Originally Posted by Rocher
Find the values of the following:

1. $32^{-\frac{3}{5}}$
2. $(0.01)^{-\frac{3}{2}}$
3. $(0.4)^2\times(0.125){^\frac{1}{3}}\div(2.5)^{-3}$
4. $\frac{8^{n+2}-16\times8^{n-1}}{31\times8^n}$
5. $\frac{3\times2^n-4\times2^{n-2}}{2^n-2^{n-1}}$

Not asking for much, are you?

All of these depend on the laws of exponents:
$a^na^m = a^{n + m}$

$a^nb^n = (ab)^n$

$a^{-n} = \frac{1}{a^n}$

$\sqrt[n]{a} = a^{1/n}$

$(a^n)^m = a^{nm}$

So let's look at these.
1)
$32^{-\frac{3}{5}}$

$= \frac{1}{32^{3/5}}$ <-- It's always a good idea to get rid of the negative powers as soon as possible.

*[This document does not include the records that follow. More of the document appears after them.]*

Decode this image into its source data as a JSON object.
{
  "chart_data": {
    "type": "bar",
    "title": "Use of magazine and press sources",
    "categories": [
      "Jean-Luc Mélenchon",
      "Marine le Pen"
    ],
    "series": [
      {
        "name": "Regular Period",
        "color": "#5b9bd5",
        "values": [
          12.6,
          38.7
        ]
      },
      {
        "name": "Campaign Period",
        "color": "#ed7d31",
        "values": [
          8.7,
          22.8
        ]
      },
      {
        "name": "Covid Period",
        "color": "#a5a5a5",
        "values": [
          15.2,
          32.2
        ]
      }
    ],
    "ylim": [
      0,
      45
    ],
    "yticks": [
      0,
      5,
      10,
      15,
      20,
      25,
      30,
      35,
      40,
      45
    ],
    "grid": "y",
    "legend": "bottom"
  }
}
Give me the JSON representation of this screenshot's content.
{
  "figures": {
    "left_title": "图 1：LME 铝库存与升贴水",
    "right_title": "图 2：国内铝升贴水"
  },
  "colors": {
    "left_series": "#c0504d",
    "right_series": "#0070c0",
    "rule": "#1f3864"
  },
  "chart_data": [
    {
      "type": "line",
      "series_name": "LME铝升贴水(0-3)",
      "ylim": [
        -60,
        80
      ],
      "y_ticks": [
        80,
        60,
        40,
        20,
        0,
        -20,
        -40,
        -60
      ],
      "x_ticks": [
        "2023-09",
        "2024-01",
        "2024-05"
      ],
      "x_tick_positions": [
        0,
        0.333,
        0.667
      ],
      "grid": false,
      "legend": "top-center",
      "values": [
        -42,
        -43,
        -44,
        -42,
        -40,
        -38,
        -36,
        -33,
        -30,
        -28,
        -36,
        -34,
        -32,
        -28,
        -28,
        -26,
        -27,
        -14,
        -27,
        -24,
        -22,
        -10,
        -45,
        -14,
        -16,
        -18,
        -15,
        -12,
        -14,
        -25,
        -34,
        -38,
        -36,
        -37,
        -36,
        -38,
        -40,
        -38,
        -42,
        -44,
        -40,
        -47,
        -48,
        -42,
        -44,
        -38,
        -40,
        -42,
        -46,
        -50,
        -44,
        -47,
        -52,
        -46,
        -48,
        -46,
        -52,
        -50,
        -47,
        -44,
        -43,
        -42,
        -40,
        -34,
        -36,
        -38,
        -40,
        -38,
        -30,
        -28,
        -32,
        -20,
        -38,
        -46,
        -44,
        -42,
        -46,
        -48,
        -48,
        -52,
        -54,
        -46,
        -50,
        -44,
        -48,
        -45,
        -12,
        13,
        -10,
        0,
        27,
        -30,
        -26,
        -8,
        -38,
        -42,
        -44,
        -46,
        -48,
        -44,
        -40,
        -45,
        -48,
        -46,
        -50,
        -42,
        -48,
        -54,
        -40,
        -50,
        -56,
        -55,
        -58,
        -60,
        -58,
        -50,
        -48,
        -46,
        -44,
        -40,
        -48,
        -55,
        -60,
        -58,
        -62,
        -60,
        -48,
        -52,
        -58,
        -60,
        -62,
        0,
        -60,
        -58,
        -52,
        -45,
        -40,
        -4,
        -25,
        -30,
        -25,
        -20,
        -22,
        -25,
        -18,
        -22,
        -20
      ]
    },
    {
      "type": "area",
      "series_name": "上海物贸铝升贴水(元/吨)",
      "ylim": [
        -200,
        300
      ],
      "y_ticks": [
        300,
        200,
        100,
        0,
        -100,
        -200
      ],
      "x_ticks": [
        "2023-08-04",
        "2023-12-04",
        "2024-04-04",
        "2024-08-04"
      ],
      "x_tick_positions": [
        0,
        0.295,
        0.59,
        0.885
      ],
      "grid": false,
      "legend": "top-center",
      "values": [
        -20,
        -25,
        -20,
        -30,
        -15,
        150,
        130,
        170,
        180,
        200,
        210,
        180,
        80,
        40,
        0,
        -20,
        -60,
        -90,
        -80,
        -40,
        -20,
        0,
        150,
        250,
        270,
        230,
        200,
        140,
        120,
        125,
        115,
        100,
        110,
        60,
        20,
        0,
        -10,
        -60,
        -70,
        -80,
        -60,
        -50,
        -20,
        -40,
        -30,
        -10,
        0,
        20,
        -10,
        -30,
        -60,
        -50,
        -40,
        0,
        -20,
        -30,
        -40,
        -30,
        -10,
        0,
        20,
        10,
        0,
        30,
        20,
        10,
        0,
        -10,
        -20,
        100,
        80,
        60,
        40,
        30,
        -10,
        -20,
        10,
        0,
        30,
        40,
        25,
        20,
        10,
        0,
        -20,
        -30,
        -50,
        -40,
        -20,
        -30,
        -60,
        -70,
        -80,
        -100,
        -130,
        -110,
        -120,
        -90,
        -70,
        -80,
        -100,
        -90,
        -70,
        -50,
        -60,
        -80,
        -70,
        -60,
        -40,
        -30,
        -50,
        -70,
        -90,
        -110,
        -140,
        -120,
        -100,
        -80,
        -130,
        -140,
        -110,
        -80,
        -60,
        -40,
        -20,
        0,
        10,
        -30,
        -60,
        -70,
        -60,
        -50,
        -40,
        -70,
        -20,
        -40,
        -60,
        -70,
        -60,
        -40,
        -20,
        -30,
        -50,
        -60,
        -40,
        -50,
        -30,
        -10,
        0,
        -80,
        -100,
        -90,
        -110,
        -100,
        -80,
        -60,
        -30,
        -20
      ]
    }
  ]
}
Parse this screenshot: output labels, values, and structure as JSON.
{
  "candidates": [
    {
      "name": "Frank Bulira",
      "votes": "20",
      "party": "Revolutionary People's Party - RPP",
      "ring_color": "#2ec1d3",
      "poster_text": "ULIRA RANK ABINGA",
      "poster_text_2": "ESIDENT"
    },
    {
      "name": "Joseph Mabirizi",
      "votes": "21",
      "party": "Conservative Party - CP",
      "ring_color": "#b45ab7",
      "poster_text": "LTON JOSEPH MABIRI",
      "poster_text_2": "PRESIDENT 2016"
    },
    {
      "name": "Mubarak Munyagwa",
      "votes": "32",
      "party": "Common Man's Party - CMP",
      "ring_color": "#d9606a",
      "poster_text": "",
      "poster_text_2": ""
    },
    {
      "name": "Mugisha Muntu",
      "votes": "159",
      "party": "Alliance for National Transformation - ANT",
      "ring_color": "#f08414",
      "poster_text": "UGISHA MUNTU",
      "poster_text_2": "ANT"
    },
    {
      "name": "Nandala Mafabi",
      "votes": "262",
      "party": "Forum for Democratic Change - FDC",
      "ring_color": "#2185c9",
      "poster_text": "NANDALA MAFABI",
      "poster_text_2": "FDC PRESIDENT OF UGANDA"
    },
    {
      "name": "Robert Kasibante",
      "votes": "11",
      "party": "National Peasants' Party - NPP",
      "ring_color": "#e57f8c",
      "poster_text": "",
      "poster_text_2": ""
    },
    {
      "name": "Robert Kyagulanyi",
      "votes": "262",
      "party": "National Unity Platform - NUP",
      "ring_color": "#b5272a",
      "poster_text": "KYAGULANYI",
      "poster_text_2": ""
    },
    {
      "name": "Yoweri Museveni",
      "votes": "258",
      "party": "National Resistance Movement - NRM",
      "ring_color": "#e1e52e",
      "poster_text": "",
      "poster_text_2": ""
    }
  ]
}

$= \frac{1}{(32^{1/5})^3}$

$= \frac{1}{2^3}$

$= \frac{1}{8}$

2) This is the same thing as 1.

3)
$\frac{(0.4)^2 \cdot 0.125^{1/3}}{2.5^{-3}}$

$= (0.4)^2 \cdot 0.125^{1/3} \cdot 2.5^3$

$= 0.16 \cdot 0.5 \cdot 15.625$

You finish from here.

4) I've got to do this one, simply because it looks cool. (Nerd)
$\frac{8^{n+2}-16 \cdot 8^{n-1}}{31 \cdot 8^n}$

$= \frac{8^{n+2} - 2 \cdot 8 \cdot 8^{n-1}}{31 \cdot 8^n}$

$= \frac{8^2 \cdot 8^n - 2 \cdot 8^n}{31 \cdot 8^n}$

$= \frac{8^n}{8^n} \cdot \frac{8^2 - 2}{31}$

$= \frac{62}{31}$

$= 2$

5) This works on a similar basis as 4). Get as many terms as you can into a form with powers of 2. Then factor the numerator and denominator, getting rid of as many powers of 2 that you can. Then simplify.

-Dan
• Nov 3rd 2007, 07:17 AM
Rocher
Thank you all, but class is starting soon and damnit still ain't done the homework :P Oh well, thanks!